Nel XVIII secolo il matelicese mons. Venanzio Filippo Piersanti (1688-1761) ricoprì l’incarico di maestro delle cerimonie presso la corte pontificia per oltre quaranta anni. Tale funzione gli consentì di mettere insieme una preziosa collezione di quadri, oggetti d’arte, suppellettili sacre e cimeli di pontefici, raccolta che sarebbe stata arricchita da altri membri della sua famiglia e infine donata alla cattedrale di Matelica insieme al palazzo Piersanti nel 1901. Nacque così il primo museo cittadino di Matelica – noto come Museo Piersanti – uno dei più ricchi e interessanti delle Marche.

Fu l’invasione napoleonica a porre termine al governatorato; sotto il Regno d’Italia Matelica fu inclusa nel Dipartimento del Musone.

Dall’Ottocento a oggi

A metà Ottocento fu costruito il nuovo Municipio e più tardi il Teatro condominiale, su disegno di Giuseppe Piermarini.

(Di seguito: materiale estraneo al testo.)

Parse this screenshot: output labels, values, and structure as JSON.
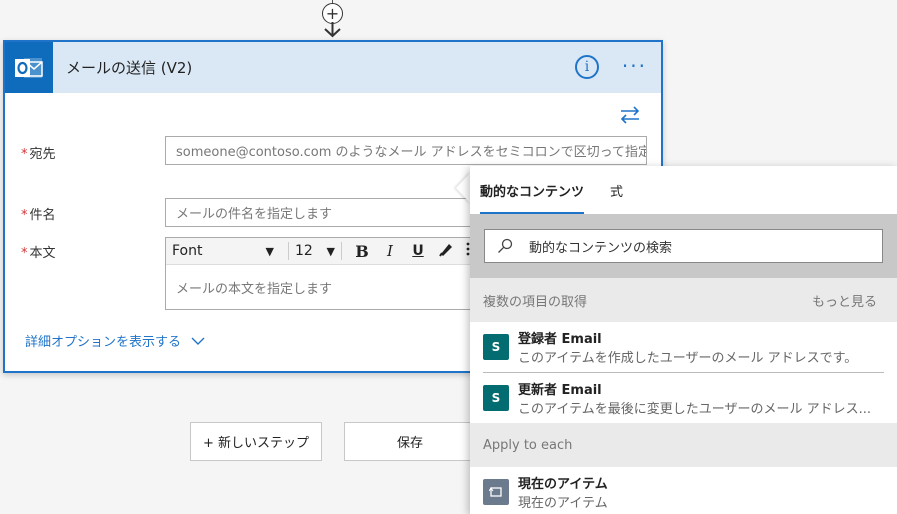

Con l’Unità d’Italia la manifattura dei panni di lana, già logorata da un lungo periodo di crisi, non godette più di protezioni statali e finì per decadere. La costruzione della ferrovia Macerata-Albacina, avvenuta nel 1886, se limitò l’isolamento di Matelica, non migliorò di molto la sua economia, ormai legata quasi esclusivamente all’agricoltura.

All’inizio del XX secolo vi nacque il noto scrittore e giornalista Libero Bigiaretti (1905-1993), autore di numerosi romanzi, tra i quali Carlone (1950), parzialmente ambientato, insieme a diversi racconti, nella sua città natale. Bigiaretti fu un sottile indagatore dei sentimenti e un critico acuto della società italiana del suo tempo. Fortemente legato a Matelica fu l’ingegner Enrico Mattei (1906-1962), a lungo presidente dell’ENI, figura chiave della prima Repubblica. Nato ad Acqualagna, la sua famiglia si trasferì nel 1919 a Matelica dove il giovane Mattei lavorò per dieci anni prima in una fabbrica di letti metallici e poi in una conceria. Come presidente dell’ENI cercò di svincolare l’Italia dal ricatto commerciale straniero in campo petrolifero e trovò la morte in un misterioso incidente aereo nei pressi di Milano. A Enrico Mattei, sepolto a Matelica, è dedicata la piazza principale della città.

Città d’arte e meta turistica, Matelica è oggi nota anche e soprattutto per la produzione del Verdicchio d.o.c., uno dei vini più pregiati delle Marche, le cui uve sono coltivate nei tanti vigneti che la circondano.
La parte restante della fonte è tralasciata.